フラクトオリゴ糖は腸内の水分を引き寄せる働きがあり、便を柔らかくして、腸のぜん動運動を促進し便秘解消に役立ちます。
効果を高めるには
- 生食(加熱すると一部が分解されるため)
- フラクトオリゴ糖が含まれる食材を組み合わせて食べる(ゴボウ、にんにく、バナナ)
- ヨーグルトと一緒に食べると相乗効果(善玉菌を増やす効果がアップ)
睡眠の質向上&リラックス効果(GABA)
■⠀玉ねぎを枕元に置くとぐっすり眠れる?
玉ねぎの香りにはGABA(γ-アミノ酪酸)というリラックス成分が含まれており、ストレスを軽減し、睡眠の質を向上させる効果があります。
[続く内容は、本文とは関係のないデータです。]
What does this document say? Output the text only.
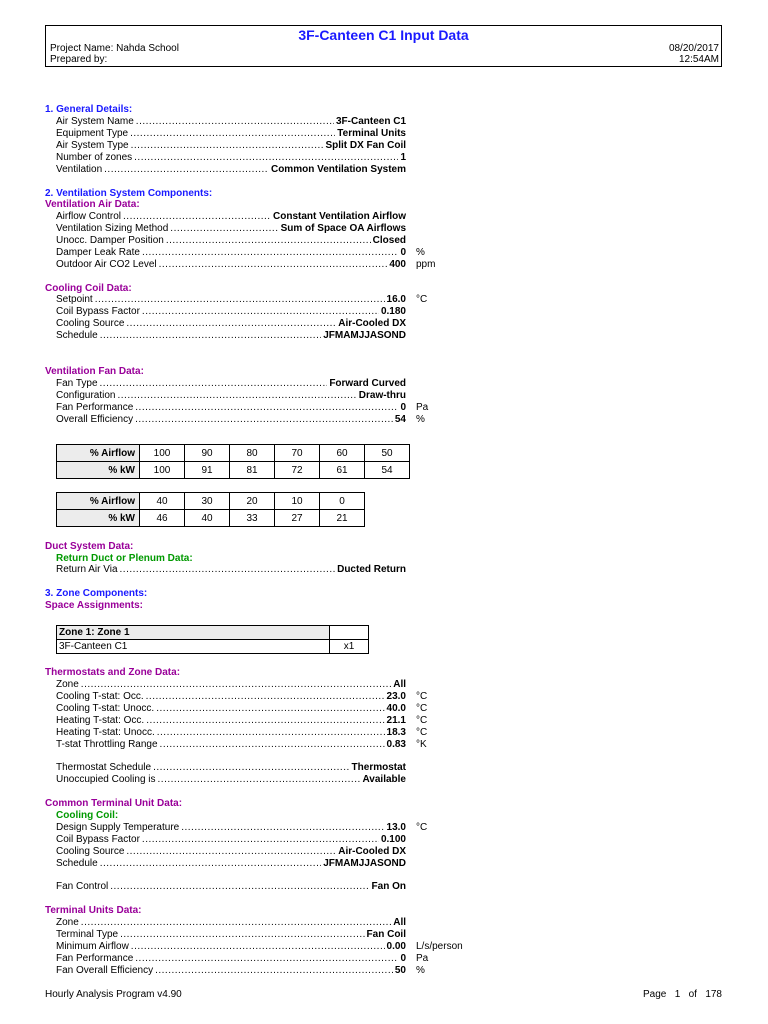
3F-Canteen C1 Input Data
Project Name: Nahda School
Prepared by:
08/20/2017
12:54AM
1. General Details:
Air System Name .....	3F-Canteen C1
Equipment Type .....	Terminal Units
Air System Type .....	Split DX Fan Coil
Number of zones .....	1
Ventilation .....	Common Ventilation System
2. Ventilation System Components:
Ventilation Air Data:
Airflow Control .....	Constant Ventilation Airflow
Ventilation Sizing Method .....	Sum of Space OA Airflows
Unocc. Damper Position .....	Closed
Damper Leak Rate .....	0 %
Outdoor Air CO2 Level .....	400 ppm
Cooling Coil Data:
Setpoint .....	16.0 °C
Coil Bypass Factor .....	0.180
Cooling Source .....	Air-Cooled DX
Schedule .....	JFMAMJJASOND
Ventilation Fan Data:
Fan Type .....	Forward Curved
Configuration .....	Draw-thru
Fan Performance .....	0 Pa
Overall Efficiency .....	54 %
% Airflow	100	90	80	70	60	50
% kW	100	91	81	72	61	54
% Airflow	40	30	20	10	0
% kW	46	40	33	27	21
Duct System Data:
Return Duct or Plenum Data:
Return Air Via .....	Ducted Return
3. Zone Components:
Space Assignments:
Zone 1: Zone 1	
3F-Canteen C1	x1
Thermostats and Zone Data:
Zone .....	All
Cooling T-stat: Occ. .....	23.0 °C
Cooling T-stat: Unocc. .....	40.0 °C
Heating T-stat: Occ. .....	21.1 °C
Heating T-stat: Unocc. .....	18.3 °C
T-stat Throttling Range .....	0.83 °K
Thermostat Schedule .....	Thermostat
Unoccupied Cooling is .....	Available
Common Terminal Unit Data:
Cooling Coil:
Design Supply Temperature .....	13.0 °C
Coil Bypass Factor .....	0.100
Cooling Source .....	Air-Cooled DX
Schedule .....	JFMAMJJASOND
Fan Control .....	Fan On
Terminal Units Data:
Zone .....	All
Terminal Type .....	Fan Coil
Minimum Airflow .....	0.00 L/s/person
Fan Performance .....	0 Pa
Fan Overall Efficiency .....	50 %
Hourly Analysis Program v4.90	Page 1 of 178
昔から「枕元に玉ねぎを置くとよく眠れる」と言われるのも、この成分の働きによるものです。
効果的にGABAを摂取するには、発酵玉ねぎ(発酵させるとGABAが増える)や生食(GABAは熱に弱い)を取り入れるのがおすすめです。

スーパーに年中並んでいますが、玉ねぎにも旬があります。
これから旬を迎える春の新玉ねぎは生食向き、秋冬に出回る貯蔵玉ねぎは加熱向きなので、時期に合わせて、玉ねぎの種類ごとに使い分けて旬を楽しむと、より美味しく料理に活かすことができます。
そして、健康効果や栄養を考えた食べ方も大切ですが、あなたの好きな食べ方で、食事を楽しみ心を満たすことも忘れずに。
美味しく食べることが、心の栄養になります。
それでは、また次の更新をお楽しみに。